His bill requires that no public funds can be used to directly finance the expansion of a public provider; instead, “only revenue bonds, cash, grants, loans, or matching dollars may be used as a source of financing.”
Municipal broadband networks that expanded under SB 151 couldn’t expand outside county lines.
The legislation also would require public providers to “give a 12-month notice of the intent of the public provider to serve an area so that any private provider currently serving the area may determine if it will serve the area with the same level or capacity of service to be provided by the public provider.”

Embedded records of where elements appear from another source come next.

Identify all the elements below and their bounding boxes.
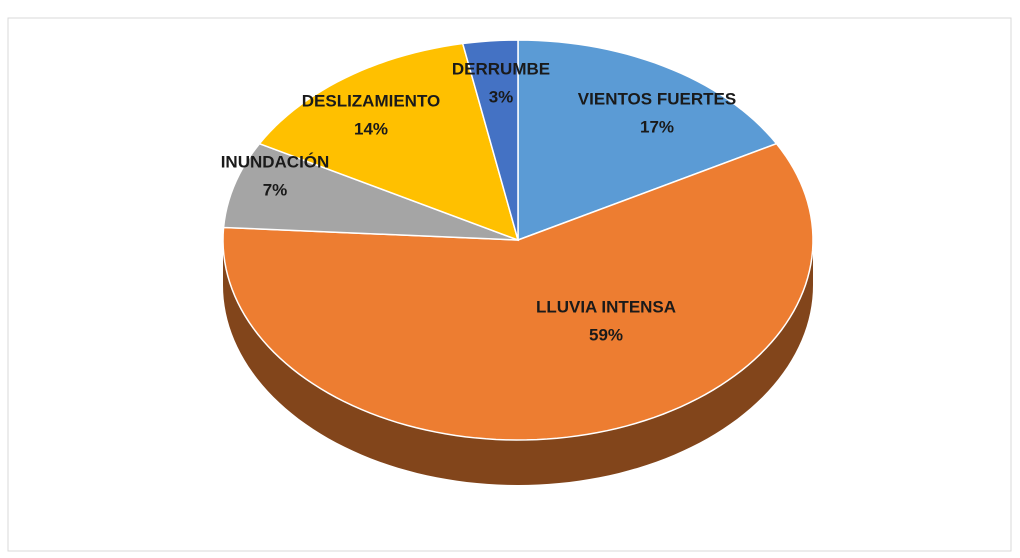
slice-value-label: 14% <box>354 119 388 138</box>
slice-value-label: 3% <box>489 87 514 106</box>
pie-slice <box>222 142 519 241</box>
pie-side <box>223 240 813 485</box>
pie-slice <box>517 39 778 242</box>
slice-value-label: 59% <box>589 325 623 344</box>
pie-slice <box>222 142 814 441</box>
slice-value-label: 17% <box>640 117 674 136</box>
slice-label: DESLIZAMIENTO <box>302 91 441 110</box>
pie-slice <box>461 39 519 241</box>
slice-label: INUNDACIÓN <box>221 152 330 171</box>
slice-value-label: 7% <box>263 180 288 199</box>
slice-label: DERRUMBE <box>452 59 550 78</box>
slice-label: VIENTOS FUERTES <box>578 89 736 108</box>
pie-slice <box>258 42 520 242</box>
slice-label: LLUVIA INTENSA <box>536 297 676 316</box>
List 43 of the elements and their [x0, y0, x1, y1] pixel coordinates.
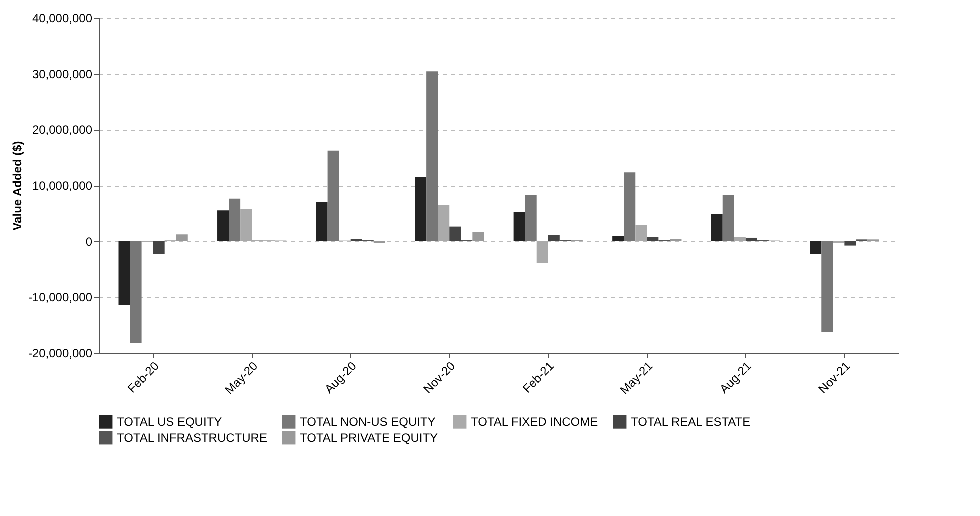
bar [240, 208, 252, 242]
bar [118, 241, 130, 306]
y-tick-label: -10,000,000 [28, 290, 93, 305]
bar [711, 214, 723, 242]
y-tick-label: 30,000,000 [32, 67, 93, 82]
legend-label: TOTAL INFRASTRUCTURE [117, 431, 268, 445]
bar [722, 194, 734, 242]
bar [514, 212, 526, 242]
y-tick-label: 40,000,000 [32, 12, 93, 26]
bar [229, 198, 241, 242]
bar [548, 235, 560, 242]
bar [328, 150, 340, 242]
bar [415, 177, 427, 242]
bar [636, 225, 648, 242]
bar [822, 241, 834, 332]
y-tick-label: 0 [86, 234, 93, 249]
bar [844, 241, 856, 246]
bar [536, 241, 548, 264]
bar [472, 232, 484, 242]
bar [612, 236, 624, 242]
bar [647, 237, 659, 242]
bar [746, 238, 758, 242]
bar [316, 202, 328, 242]
legend-label: TOTAL REAL ESTATE [631, 415, 751, 430]
bar [525, 194, 537, 242]
y-tick-label: 20,000,000 [32, 123, 93, 138]
legend-label: TOTAL NON-US EQUITY [300, 415, 436, 430]
y-tick-label: -20,000,000 [28, 346, 93, 360]
bar [624, 172, 636, 242]
bar [426, 72, 438, 242]
bar [153, 241, 165, 254]
legend-label: TOTAL FIXED INCOME [471, 415, 598, 430]
y-axis-title: Value Added ($) [10, 141, 24, 231]
bar [438, 205, 450, 242]
bar [130, 241, 142, 343]
legend-label: TOTAL PRIVATE EQUITY [300, 431, 438, 445]
bar [176, 234, 188, 242]
bar [810, 241, 822, 254]
legend-label: TOTAL US EQUITY [117, 415, 222, 430]
y-tick-label: 10,000,000 [32, 179, 93, 193]
bar [450, 226, 462, 242]
bar [734, 237, 746, 242]
bar [218, 210, 230, 242]
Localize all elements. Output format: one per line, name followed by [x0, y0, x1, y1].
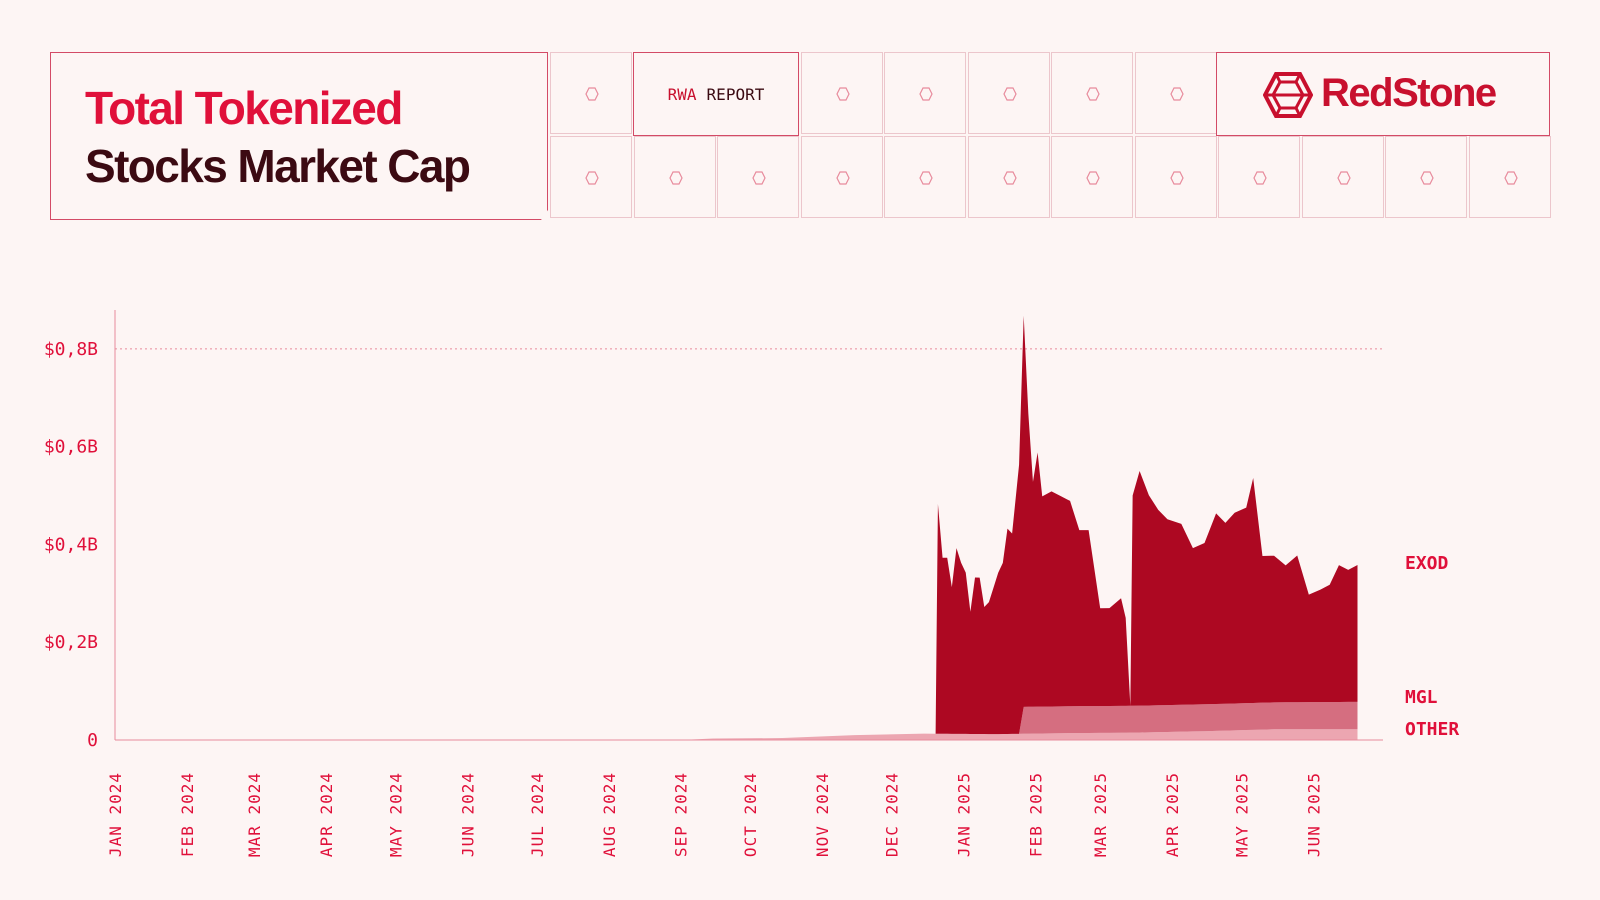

That language doesn’t state how potential municipal broadband network expansion would be affected if private providers decided to improve their services, making the wording too vague for David Williams’ taste. The president of the Taxpayer Protection Alliance visited Montgomery this week to meet with lawmakers on broadband expansion and other issues.
“There isn’t a lot of certainty in that language,” Williams said of Whatley’s bill, which will be discussed in the Senate Transportation and Energy Committee on April 5.
Williams is a fan of Scofield’s legislation — of which Whatley is one of 18 co-sponsors.
“We like it a lot,” he said. “I think that really is the right way to go.”
Williams said telecom providers could “quiet the Whatleys of the world” by doing a better job of serving rural America, which could quell some of the push for governments to step in and aid broadband expansion in those harder-to-reach areas.
“The private sector needs to get its act together,” he said. “The best way for them to stop this discussion is to build out to these areas — I realize it’s often not profitable — or find other ways to deliver [broadband].”